Les startups africaines ont mobilisé 1,44 milliard de dollars au premier semestre 2026, répartis sur 146 deals recensés. Si le volume est stable par rapport au H1 2025, la structure du marché a radicalement changé : la fintech et la mobilité électrique captent désormais plus des trois quarts des capitaux.
Fintech et logistique au sommet
La fintech reste le secteur le plus actif par nombre de deals : 48 entreprises financées pour 556 millions de dollars, soit 41 % du total. La logistique et le transport ont réalisé une percée historique avec 472 millions de dollars levés (35 %), devenant pour la première fois le premier secteur par volume — une performance largement portée par le mégadeal du kényan Spiro.
Le spécialiste de la mobilité électrique a levé 320 millions de dollars en trois tranches entre février et juin 2026 — 50 millions de dette en février, 215 millions en fonds propres le 1er juin, puis 55 millions supplémentaires le 22 — soit 22 % de l'ensemble du financement africain du semestre, et 70 % à lui seul de tout le secteur logistique.
Sept startups captent la moitié du capital
La concentration est frappante : sept entreprises ont accaparé environ la moitié des fonds levés au H1 2026. Après Spiro, on retrouve SolarAfrica (Afrique du Sud, ~94 millions de dollars), GoCab (Côte d'Ivoire, 45 millions) et Blnk (Égypte, 37 millions). Cette tendance au « plus d'argent, moins de paris » confirme une mutation structurelle : les investisseurs concentrent leur capital sur des acteurs matures plutôt que de diversifier sur du early-stage.

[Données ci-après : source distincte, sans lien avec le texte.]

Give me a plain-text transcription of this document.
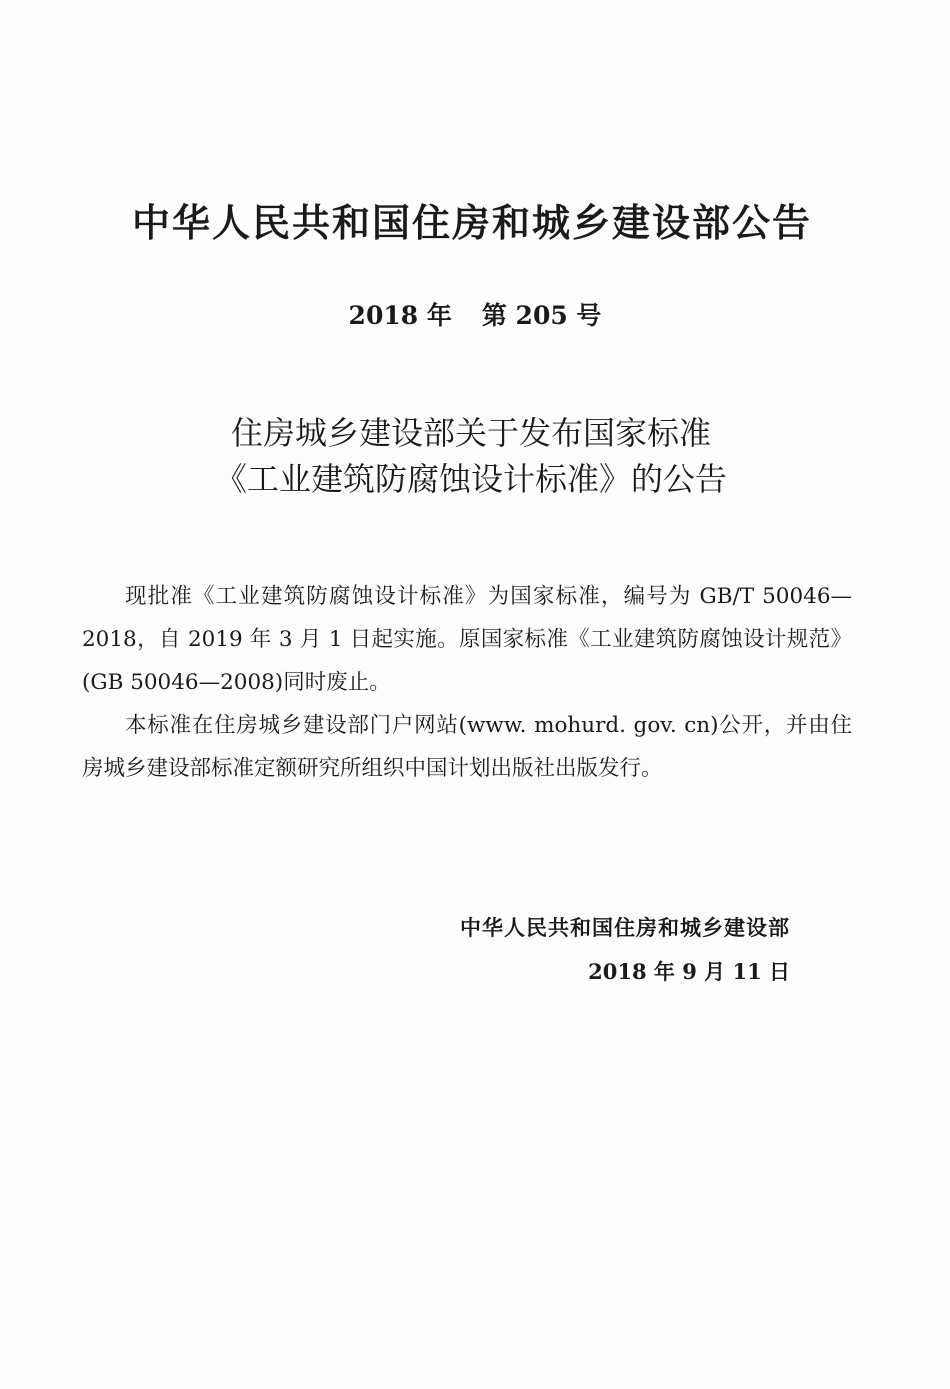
中华人民共和国住房和城乡建设部公告
2018 年 第 205 号
住房城乡建设部关于发布国家标准
《工业建筑防腐蚀设计标准》的公告

现批准《工业建筑防腐蚀设计标准》为国家标准，编号为 GB/T 50046—2018，自 2019 年 3 月 1 日起实施。原国家标准《工业建筑防腐蚀设计规范》(GB 50046—2008)同时废止。

本标准在住房城乡建设部门户网站(www. mohurd. gov. cn)公开，并由住房城乡建设部标准定额研究所组织中国计划出版社出版发行。

中华人民共和国住房和城乡建设部
2018 年 9 月 11 日
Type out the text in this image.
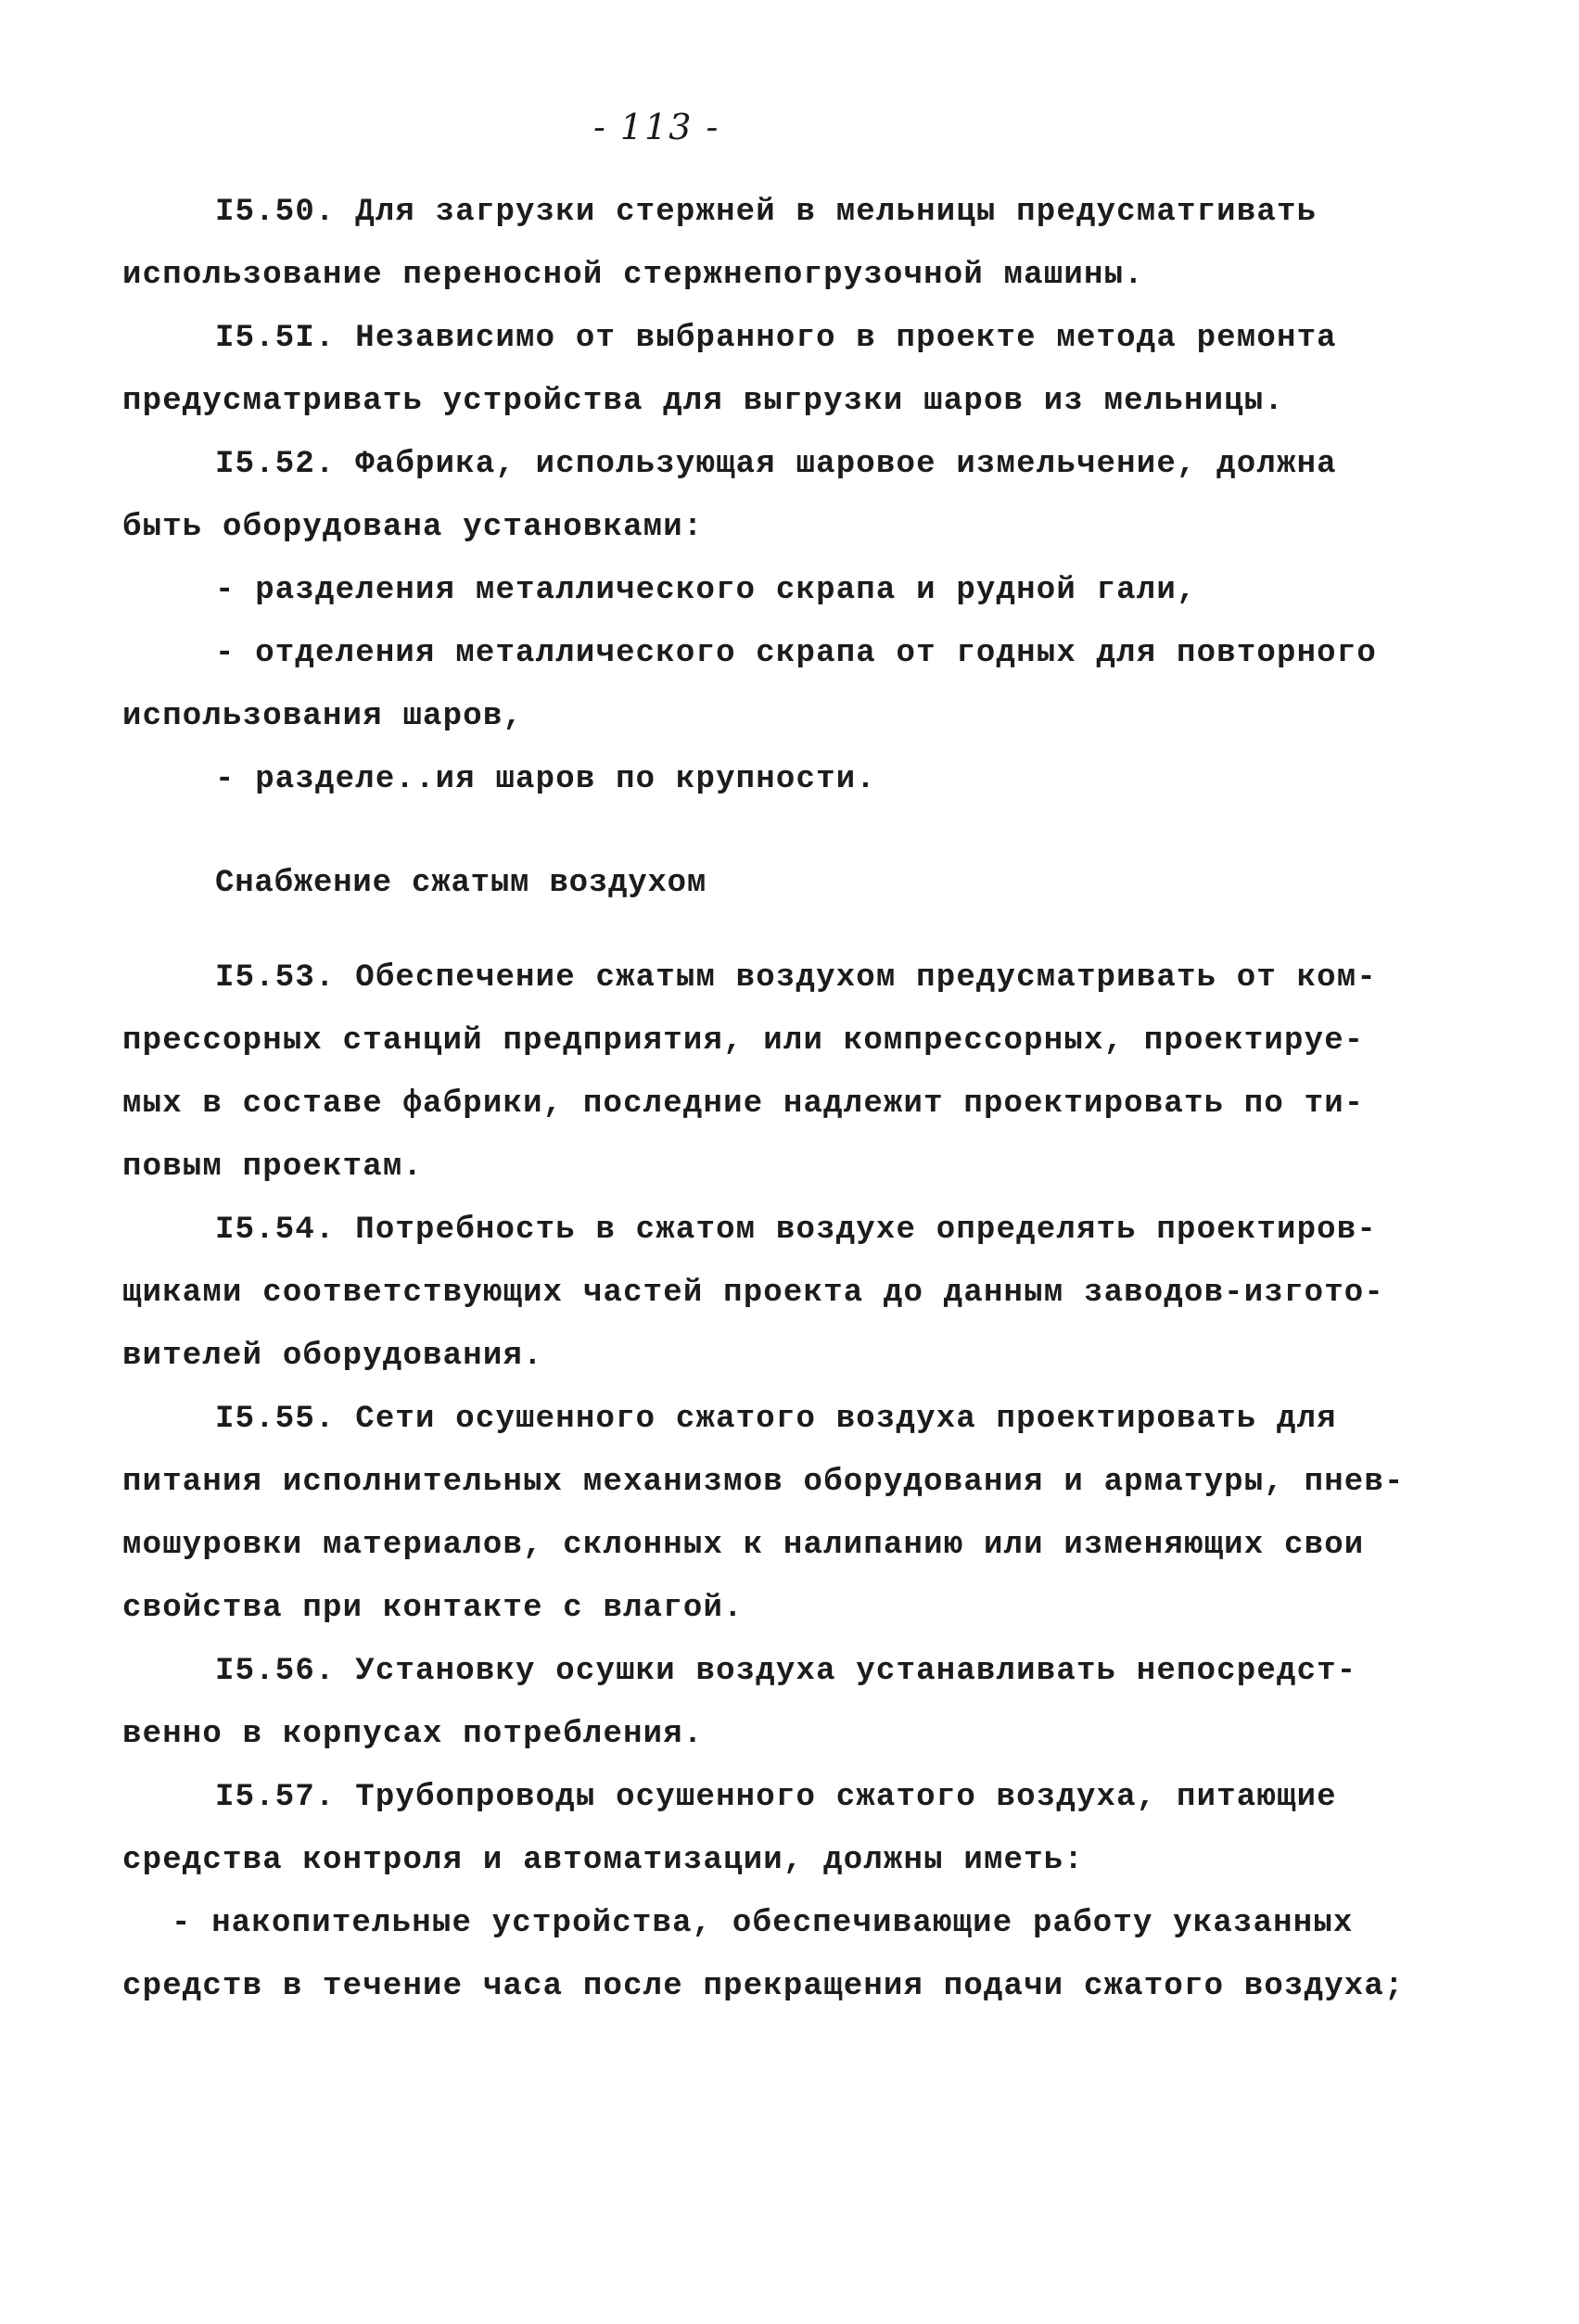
- 113 -
I5.50. Для загрузки стержней в мельницы предусматгивать
использование переносной стержнепогрузочной машины.
I5.5I. Независимо от выбранного в проекте метода ремонта
предусматривать устройства для выгрузки шаров из мельницы.
I5.52. Фабрика, использующая шаровое измельчение, должна
быть оборудована установками:
- разделения металлического скрапа и рудной гали,
- отделения металлического скрапа от годных для повторного
использования шаров,
- разделе..ия шаров по крупности.
Снабжение сжатым воздухом
I5.53. Обеспечение сжатым воздухом предусматривать от ком-
прессорных станций предприятия, или компрессорных, проектируе-
мых в составе фабрики, последние надлежит проектировать по ти-
повым проектам.
I5.54. Потребность в сжатом воздухе определять проектиров-
щиками соответствующих частей проекта до данным заводов-изгото-
вителей оборудования.
I5.55. Сети осушенного сжатого воздуха проектировать для
питания исполнительных механизмов оборудования и арматуры, пнев-
мошуровки материалов, склонных к налипанию или изменяющих свои
свойства при контакте с влагой.
I5.56. Установку осушки воздуха устанавливать непосредст-
венно в корпусах потребления.
I5.57. Трубопроводы осушенного сжатого воздуха, питающие
средства контроля и автоматизации, должны иметь:
- накопительные устройства, обеспечивающие работу указанных
средств в течение часа после прекращения подачи сжатого воздуха;
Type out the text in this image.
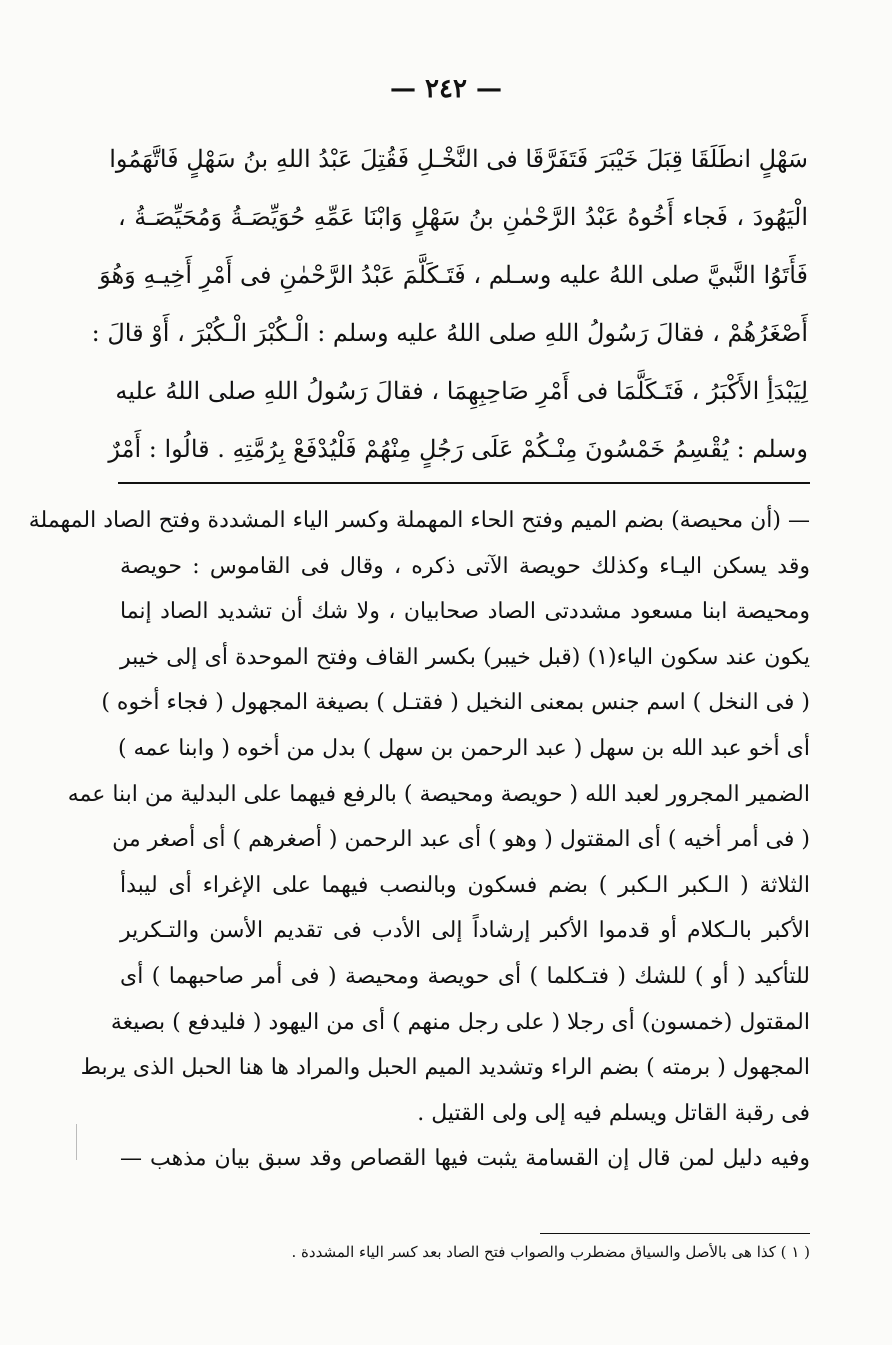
— ٢٤٢ —
سَهْلٍ انطَلَقَا قِبَلَ خَيْبَرَ فَتَفَرَّقَا فى النَّخْـلِ فَقُتِلَ عَبْدُ اللهِ بنُ سَهْلٍ فَاتَّهَمُوا
الْيَهُودَ ، فَجاء أَخُوهُ عَبْدُ الرَّحْمٰنِ بنُ سَهْلٍ وَابْنَا عَمِّهِ حُوَيِّصَـةُ وَمُحَيِّصَـةُ ،
فَأَتَوُا النَّبيَّ صلى اللهُ عليه وسـلم ، فَتَـكَلَّمَ عَبْدُ الرَّحْمٰنِ فى أَمْرِ أَخِيـهِ وَهُوَ
أَصْغَرُهُمْ ، فقالَ رَسُولُ اللهِ صلى اللهُ عليه وسلم : الْـكُبْرَ الْـكُبْرَ ، أَوْ قالَ :
لِيَبْدَأِ الأَكْبَرُ ، فَتَـكَلَّمَا فى أَمْرِ صَاحِبِهِمَا ، فقالَ رَسُولُ اللهِ صلى اللهُ عليه
وسلم : يُقْسِمُ خَمْسُونَ مِنْـكُمْ عَلَى رَجُلٍ مِنْهُمْ فَلْيُدْفَعْ بِرُمَّتِهِ . قالُوا : أَمْرٌ
— (أن محيصة) بضم الميم وفتح الحاء المهملة وكسر الياء المشددة وفتح الصاد المهملة
وقد يسكن اليـاء وكذلك حويصة الآتى ذكره ، وقال فى القاموس : حويصة
ومحيصة ابنا مسعود مشددتى الصاد صحابيان ، ولا شك أن تشديد الصاد إنما
يكون عند سكون الياء(١) (قبل خيبر) بكسر القاف وفتح الموحدة أى إلى خيبر
( فى النخل ) اسم جنس بمعنى النخيل ( فقتـل ) بصيغة المجهول ( فجاء أخوه )
أى أخو عبد الله بن سهل ( عبد الرحمن بن سهل ) بدل من أخوه ( وابنا عمه )
الضمير المجرور لعبد الله ( حويصة ومحيصة ) بالرفع فيهما على البدلية من ابنا عمه
( فى أمر أخيه ) أى المقتول ( وهو ) أى عبد الرحمن ( أصغرهم ) أى أصغر من
الثلاثة ( الـكبر الـكبر ) بضم فسكون وبالنصب فيهما على الإغراء أى ليبدأ
الأكبر بالـكلام أو قدموا الأكبر إرشاداً إلى الأدب فى تقديم الأسن والتـكرير
للتأكيد ( أو ) للشك ( فتـكلما ) أى حويصة ومحيصة ( فى أمر صاحبهما ) أى
المقتول (خمسون) أى رجلا ( على رجل منهم ) أى من اليهود ( فليدفع ) بصيغة
المجهول ( برمته ) بضم الراء وتشديد الميم الحبل والمراد ها هنا الحبل الذى يربط
فى رقبة القاتل ويسلم فيه إلى ولى القتيل .
وفيه دليل لمن قال إن القسامة يثبت فيها القصاص وقد سبق بيان مذهب —
( ١ ) كذا هى بالأصل والسياق مضطرب والصواب فتح الصاد بعد كسر الياء المشددة .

La dette s'impose, les M&A explosent
Le financement par dette a progressé de 37 % en un an, atteignant 614 millions de dollars contre 448 millions au H1 2025. En parallèle, le marché des fusions-acquisitions a enregistré un niveau record de 63 opérations — plus du double des 29 comptabilisées au H1 2025. L'Afrique entre dans une phase de consolidation inédite.
Pourquoi c'est important
La montée en puissance de la dette et l'explosion des M&A signalent que l'écosystème startup africain arrive à maturité. Pour l'Océan Indien, le message est clair : les hubs de Maurice et de La Réunion doivent offrir les infrastructures réglementaires et financières que ces champions continentaux exigent s'ils veulent capter une fraction de ces flux.